Under Article 1, section 9, when ordinary property that can be lawfully owned or possessed is seized lawfully by the police, but without a warrant, the “state may ‘observe, feel, smell, shake and weigh’ the property ‘or otherwise 'thoroughly examine' its exterior without obtaining a warrant,’ but the state's ability to examine the interior of the property without invading a protected privacy interest ‘depends on whether the contents are open to view or the property by [its] very nature announce[s] [its] contents (such as by touch or smell)'." State v. Sines, 287 Or. App. 850, 864 (2017) (citing Newcomb 359 Or at 765 quoting Owens, 302 Or 196, 206 (1986)).
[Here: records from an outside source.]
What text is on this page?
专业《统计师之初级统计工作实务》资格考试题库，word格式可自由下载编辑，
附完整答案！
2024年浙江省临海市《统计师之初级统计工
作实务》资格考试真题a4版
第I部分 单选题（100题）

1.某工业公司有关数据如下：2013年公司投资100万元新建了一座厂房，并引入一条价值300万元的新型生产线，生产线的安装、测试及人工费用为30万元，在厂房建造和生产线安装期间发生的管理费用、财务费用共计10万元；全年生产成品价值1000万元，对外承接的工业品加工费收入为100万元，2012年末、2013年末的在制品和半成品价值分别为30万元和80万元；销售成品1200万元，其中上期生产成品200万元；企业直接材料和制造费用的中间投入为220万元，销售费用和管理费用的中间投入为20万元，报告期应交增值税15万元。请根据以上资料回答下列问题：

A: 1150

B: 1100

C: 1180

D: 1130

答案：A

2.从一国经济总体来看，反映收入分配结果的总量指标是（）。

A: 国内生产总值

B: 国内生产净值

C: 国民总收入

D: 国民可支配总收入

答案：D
A good example of this is a transparent container versus an opaque container - if the police possess a transparent container lawfully, but do not have a warrant to search it, they may still open the container without conducting a search, “because they already know exactly what they will find,” on the other hand, “Article 1, section 9 protects the contents of an opaque container because the contents are secret, that is, not presently discernible.” State v. Sines, 287 Or App at 874-75.
In Sines, the defendant’s housekeeper began to suspect he was having sex with his nine-year old daughter, and wanting to do something about it, she took a pair of the girl’s underwear from the house and gave it to Deschutes County Sheriff’s Office. Sines, 287 Or App at 854. The police had the underwear tested at the Oregon State Police Crime Lab, where they tested the underwear for both semen and spermatozoa, which involved extracting the contents of the underwear with liquid and then looking at the liquid extraction under a microscope. Id., at 859-60. The court ruled that such testing was an impermissible as “[c]utting pieces from underwear, chemically testing some of the pieces, extracting the contents of one piece into liquid, and examining the liquid under a microscope would certainly be "searches" under ordinary circumstances,” and the police’s lawful possession of the underwear did not “automatically extinguish the owner’s privacy interest in the item.” Sines, 287 Or App at 876. The court rejected the state’s argument that the testing in Sines was effectively the same as a field test on contraband, saying that if “the testing will reveal information other than whether or not the substance is contraband, it does invade a protected privacy interest because the police do not know exactly what they will find—the information is still secret.” Id., at 880.
Sines is exactly on point. In this case, a firearm was seized at the same time that defendant was arrested. It was never fired by defendant or anyone else during the incident for which defendant was arrested. The subsequent testing and test firing was a search because it revealed characteristics of the firearm that were not visible to the naked eye, just like the THC in Mr. Binner’s blood (which had been lawfully seized by the police), or the videdotapes in Walters and the underwear in Sines. The police did not know exactly what they would find; they were not merely testing an item to confirm whether or not it was the contraband that they already suspected that it was. Thus, for the reasons given in Walters and Sines, the lawful, warrantless seizure of the firearm did not destroy defendant’s privacy interest in the firearm and therefore the search of that firearm required a search warrant.
Since no search warrant was obtained, the results from the testing of the firearm should be suppressed. Furthermore, any and all search warrant affidavits that relied on those results should have the results stricken from the affidavits and the search warrants looked at anew.